Letter to the Editor: WBJ Editorial All Wet

Dear Editor,
 
Regarding the editorial that appeared in the Jan. 21 edition of the Worcester Business Journal in support of Cape Wind, consider the following:

Measuring wind power in megawatts (MW), or peak output, is incorrect in a most basic way, as when stated in the editorial that the Cape Wind project would produce 468 MW or "75 percent of Cape and Island energy needs." The correct measurement term is MW hours, which takes into account that the wind only blows approximately 30 percent of the time. So, over 24 hours, or say a month, the average output is about one-third of the peak, or equivalent to 154 MW from a conventional power plant that is consistently producing 24 hours per day. Cape Wind wants you to believe 154 is 468, and that it is always there.

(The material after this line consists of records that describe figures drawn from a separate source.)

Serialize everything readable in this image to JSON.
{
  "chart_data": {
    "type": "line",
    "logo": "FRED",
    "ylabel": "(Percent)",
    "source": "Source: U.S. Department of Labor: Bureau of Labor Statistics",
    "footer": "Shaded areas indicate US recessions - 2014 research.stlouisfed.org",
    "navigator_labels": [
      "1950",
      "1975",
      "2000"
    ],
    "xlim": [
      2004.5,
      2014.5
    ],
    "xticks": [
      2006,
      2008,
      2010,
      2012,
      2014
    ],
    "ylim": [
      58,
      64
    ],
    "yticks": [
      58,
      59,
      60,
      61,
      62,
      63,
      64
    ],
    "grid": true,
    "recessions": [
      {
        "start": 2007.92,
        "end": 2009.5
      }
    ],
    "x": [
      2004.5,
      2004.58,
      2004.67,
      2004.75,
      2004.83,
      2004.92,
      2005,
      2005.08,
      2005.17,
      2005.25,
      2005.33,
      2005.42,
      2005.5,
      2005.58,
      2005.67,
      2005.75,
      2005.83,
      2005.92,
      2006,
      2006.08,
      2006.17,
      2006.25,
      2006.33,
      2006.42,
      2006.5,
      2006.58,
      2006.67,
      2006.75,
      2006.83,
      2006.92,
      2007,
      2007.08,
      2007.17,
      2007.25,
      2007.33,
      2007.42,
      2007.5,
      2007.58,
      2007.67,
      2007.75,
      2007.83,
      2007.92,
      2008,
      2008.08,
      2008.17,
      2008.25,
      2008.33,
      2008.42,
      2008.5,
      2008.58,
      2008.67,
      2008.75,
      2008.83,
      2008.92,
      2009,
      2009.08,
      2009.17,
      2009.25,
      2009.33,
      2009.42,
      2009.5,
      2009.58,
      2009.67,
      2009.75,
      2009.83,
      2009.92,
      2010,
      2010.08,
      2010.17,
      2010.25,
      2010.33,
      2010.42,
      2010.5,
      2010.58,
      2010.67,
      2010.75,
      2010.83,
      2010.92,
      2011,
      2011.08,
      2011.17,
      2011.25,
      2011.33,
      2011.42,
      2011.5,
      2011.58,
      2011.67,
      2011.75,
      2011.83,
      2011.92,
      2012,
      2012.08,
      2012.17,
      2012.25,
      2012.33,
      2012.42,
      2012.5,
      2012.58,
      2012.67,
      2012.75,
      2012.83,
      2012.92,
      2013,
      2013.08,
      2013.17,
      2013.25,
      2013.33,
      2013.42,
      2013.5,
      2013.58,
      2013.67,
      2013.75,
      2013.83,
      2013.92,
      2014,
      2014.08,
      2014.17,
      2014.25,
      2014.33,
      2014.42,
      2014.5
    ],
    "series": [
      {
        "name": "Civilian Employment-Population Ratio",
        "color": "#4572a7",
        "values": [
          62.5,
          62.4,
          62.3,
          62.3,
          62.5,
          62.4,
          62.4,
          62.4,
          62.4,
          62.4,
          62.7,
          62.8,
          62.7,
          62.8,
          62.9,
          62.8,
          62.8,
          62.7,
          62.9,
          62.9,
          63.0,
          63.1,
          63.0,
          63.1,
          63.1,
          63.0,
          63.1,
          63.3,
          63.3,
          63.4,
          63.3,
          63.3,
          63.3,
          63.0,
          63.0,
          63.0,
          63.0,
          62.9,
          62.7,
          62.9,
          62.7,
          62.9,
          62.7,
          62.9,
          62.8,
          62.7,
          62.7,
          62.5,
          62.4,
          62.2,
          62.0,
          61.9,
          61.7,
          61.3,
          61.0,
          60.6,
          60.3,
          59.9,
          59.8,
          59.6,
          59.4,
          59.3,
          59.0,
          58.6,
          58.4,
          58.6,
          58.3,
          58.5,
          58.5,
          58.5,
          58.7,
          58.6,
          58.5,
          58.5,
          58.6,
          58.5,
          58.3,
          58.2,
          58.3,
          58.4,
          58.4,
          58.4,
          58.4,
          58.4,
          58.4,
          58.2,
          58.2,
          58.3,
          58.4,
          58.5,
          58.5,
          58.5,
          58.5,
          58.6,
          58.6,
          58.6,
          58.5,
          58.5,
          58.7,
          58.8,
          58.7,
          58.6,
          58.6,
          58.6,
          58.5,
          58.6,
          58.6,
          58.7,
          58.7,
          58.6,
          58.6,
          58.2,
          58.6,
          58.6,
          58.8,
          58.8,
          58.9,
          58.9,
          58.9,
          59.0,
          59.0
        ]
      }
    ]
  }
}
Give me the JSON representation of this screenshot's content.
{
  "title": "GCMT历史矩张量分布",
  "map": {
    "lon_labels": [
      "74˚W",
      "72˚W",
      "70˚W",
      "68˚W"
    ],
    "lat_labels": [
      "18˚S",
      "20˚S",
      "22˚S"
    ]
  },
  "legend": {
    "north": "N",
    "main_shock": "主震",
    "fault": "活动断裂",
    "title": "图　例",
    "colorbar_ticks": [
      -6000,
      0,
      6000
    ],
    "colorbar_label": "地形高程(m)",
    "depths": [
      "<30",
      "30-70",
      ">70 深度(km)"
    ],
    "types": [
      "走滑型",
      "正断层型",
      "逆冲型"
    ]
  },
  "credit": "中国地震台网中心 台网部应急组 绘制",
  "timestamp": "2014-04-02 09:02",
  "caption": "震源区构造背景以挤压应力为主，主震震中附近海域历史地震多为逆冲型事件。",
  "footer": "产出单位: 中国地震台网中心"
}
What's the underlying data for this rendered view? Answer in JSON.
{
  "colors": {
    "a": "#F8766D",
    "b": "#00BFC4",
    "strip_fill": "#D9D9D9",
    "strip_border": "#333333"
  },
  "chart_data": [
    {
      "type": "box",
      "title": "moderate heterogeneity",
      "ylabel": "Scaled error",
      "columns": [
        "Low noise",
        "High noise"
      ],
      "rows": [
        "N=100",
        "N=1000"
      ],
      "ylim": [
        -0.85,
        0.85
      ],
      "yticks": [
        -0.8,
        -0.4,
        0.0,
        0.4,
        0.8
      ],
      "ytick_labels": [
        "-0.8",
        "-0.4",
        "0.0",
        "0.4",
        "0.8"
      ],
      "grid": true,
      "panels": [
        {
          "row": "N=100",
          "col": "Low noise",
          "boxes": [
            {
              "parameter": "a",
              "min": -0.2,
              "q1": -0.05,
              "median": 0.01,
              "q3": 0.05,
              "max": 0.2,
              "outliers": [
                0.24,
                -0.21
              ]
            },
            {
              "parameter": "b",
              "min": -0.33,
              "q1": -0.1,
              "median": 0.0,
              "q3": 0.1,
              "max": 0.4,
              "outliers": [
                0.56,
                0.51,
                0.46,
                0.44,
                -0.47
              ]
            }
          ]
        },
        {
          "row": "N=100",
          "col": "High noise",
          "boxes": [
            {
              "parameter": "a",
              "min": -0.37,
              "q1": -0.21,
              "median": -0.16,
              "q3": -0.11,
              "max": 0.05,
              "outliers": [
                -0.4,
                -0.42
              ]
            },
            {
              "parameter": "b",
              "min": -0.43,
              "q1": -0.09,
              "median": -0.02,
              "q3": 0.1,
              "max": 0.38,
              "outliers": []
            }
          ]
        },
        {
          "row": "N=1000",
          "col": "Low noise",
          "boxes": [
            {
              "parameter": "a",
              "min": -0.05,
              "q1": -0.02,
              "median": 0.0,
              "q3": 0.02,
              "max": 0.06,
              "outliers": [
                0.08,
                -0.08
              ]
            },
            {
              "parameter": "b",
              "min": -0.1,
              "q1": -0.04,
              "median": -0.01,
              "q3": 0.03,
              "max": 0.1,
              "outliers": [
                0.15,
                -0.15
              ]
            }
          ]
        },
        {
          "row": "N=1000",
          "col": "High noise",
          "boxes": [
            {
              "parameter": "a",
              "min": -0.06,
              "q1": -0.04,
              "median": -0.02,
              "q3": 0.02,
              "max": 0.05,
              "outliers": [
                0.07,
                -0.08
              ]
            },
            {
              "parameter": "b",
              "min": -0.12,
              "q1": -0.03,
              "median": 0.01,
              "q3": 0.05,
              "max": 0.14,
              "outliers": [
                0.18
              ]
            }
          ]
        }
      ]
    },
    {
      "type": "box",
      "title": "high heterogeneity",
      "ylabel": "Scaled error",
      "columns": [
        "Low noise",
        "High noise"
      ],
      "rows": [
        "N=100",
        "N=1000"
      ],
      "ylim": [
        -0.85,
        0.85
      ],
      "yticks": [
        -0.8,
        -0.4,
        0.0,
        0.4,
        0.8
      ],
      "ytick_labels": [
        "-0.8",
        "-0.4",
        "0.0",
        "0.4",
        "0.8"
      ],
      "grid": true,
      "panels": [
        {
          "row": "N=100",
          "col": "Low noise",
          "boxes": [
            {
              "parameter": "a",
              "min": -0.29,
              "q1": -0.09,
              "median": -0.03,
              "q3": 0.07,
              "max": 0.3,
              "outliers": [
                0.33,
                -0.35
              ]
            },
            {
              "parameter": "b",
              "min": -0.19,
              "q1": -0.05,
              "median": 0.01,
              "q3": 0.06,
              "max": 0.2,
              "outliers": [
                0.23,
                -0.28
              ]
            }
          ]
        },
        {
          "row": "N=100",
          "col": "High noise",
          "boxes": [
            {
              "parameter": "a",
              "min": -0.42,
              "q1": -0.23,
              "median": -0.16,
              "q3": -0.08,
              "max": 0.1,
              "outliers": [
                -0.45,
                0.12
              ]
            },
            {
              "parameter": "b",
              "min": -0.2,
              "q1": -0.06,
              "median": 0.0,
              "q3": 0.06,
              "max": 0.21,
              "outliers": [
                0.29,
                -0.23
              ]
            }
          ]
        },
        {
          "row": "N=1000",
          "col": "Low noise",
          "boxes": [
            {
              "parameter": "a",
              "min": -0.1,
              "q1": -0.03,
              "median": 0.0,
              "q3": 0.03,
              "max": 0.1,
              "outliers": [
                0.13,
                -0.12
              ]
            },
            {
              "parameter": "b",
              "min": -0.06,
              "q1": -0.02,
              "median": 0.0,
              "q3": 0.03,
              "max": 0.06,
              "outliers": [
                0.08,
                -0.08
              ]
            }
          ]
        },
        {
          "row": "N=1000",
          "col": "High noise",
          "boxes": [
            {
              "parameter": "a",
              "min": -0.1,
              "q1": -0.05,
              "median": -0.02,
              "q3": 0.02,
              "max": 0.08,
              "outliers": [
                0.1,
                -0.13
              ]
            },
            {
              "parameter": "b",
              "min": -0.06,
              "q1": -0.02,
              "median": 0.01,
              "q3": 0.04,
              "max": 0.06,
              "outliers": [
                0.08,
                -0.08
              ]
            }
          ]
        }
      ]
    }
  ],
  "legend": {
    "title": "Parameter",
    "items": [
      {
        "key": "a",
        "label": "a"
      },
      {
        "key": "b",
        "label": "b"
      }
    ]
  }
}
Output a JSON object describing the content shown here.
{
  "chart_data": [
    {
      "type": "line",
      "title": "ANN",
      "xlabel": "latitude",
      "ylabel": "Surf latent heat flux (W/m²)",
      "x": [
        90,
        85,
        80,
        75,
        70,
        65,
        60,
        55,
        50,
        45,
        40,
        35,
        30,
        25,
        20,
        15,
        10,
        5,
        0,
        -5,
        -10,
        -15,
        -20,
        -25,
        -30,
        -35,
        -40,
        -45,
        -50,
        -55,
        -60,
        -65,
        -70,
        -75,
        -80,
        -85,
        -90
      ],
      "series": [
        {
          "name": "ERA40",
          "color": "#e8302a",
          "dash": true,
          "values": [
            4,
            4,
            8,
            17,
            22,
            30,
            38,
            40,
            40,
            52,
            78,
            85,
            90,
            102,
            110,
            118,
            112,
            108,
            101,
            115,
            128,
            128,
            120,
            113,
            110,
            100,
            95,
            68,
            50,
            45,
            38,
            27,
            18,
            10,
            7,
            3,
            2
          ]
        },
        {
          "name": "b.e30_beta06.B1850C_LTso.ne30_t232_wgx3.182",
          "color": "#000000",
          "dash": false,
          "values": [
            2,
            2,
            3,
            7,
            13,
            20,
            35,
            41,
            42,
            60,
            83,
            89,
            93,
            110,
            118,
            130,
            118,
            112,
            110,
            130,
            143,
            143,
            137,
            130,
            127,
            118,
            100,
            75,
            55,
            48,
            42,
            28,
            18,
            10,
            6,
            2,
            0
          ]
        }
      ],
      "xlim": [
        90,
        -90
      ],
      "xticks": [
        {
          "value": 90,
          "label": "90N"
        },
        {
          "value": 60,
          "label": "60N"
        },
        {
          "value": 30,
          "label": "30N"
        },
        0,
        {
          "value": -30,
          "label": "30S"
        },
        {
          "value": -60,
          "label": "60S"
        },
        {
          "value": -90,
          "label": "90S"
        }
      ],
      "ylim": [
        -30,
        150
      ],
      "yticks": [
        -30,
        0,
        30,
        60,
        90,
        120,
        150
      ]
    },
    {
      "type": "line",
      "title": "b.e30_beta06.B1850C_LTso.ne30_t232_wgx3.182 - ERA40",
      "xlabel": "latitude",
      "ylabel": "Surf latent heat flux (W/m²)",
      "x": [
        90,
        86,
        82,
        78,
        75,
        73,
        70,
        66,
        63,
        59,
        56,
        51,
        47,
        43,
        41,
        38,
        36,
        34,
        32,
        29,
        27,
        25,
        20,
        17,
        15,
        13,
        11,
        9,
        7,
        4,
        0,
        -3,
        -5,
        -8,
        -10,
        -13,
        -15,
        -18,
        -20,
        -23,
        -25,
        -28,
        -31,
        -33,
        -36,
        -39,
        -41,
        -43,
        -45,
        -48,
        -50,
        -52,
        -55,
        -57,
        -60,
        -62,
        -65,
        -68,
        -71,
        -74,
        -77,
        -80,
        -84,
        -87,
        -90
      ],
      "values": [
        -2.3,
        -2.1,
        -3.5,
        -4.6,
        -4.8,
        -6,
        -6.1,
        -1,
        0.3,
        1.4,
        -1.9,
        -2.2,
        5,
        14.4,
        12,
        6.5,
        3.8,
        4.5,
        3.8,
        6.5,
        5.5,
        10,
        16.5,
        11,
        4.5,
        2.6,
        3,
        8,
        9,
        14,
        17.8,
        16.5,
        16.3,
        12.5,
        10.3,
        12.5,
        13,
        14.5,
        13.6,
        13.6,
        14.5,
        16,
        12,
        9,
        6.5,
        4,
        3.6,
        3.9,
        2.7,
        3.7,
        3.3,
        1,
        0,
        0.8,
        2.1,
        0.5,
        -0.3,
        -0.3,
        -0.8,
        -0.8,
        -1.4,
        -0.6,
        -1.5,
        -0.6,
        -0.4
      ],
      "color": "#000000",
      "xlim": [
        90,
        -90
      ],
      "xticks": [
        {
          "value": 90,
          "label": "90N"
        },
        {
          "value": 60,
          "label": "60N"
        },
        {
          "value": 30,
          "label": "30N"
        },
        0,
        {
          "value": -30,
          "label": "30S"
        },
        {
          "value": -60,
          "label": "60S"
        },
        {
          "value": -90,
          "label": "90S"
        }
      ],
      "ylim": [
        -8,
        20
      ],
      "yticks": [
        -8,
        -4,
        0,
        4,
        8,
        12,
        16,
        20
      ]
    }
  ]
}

That is simply untrue.

New England demand is approaching 30,000 MW. The net 154 MW of Cape wind is about .0051 of it - one half of 1 percent. Think carefully about that trade: a 0.5 percent reduction in energy generated to defile the sound? Bad deal.

You laud the Cape Wind group for its tenacity. But why are they so tenacious when even the subsidized economics of wind are so marginal right from the start as compared to other sources? The reason is renewable energy certificates or RECs, which can be worth as much as the electricity. Those who own the source of energy can sell these RECs to utility companies. The RECs have nothing to do with MW generated, only "green capacity." More green energy supply actually dilutes the price of RECs, a perverse incentive if there ever was one. This is why politicians and lawyers maneuver ferociously to keep hydro out of the REC market. All other states count small hydro as green, why not here? It's because those who extol wind for its environmental aspects to your face would get a little less cash in the back room, apparently quite a worry for them.

Well-meaning, environmentally-concerned but technically inept people are cleverly tricked into supporting the wrong thing. Wind or solar can opportunistically displace a small amount of fuel. I am 100 percent for that, but let's keep the scale real.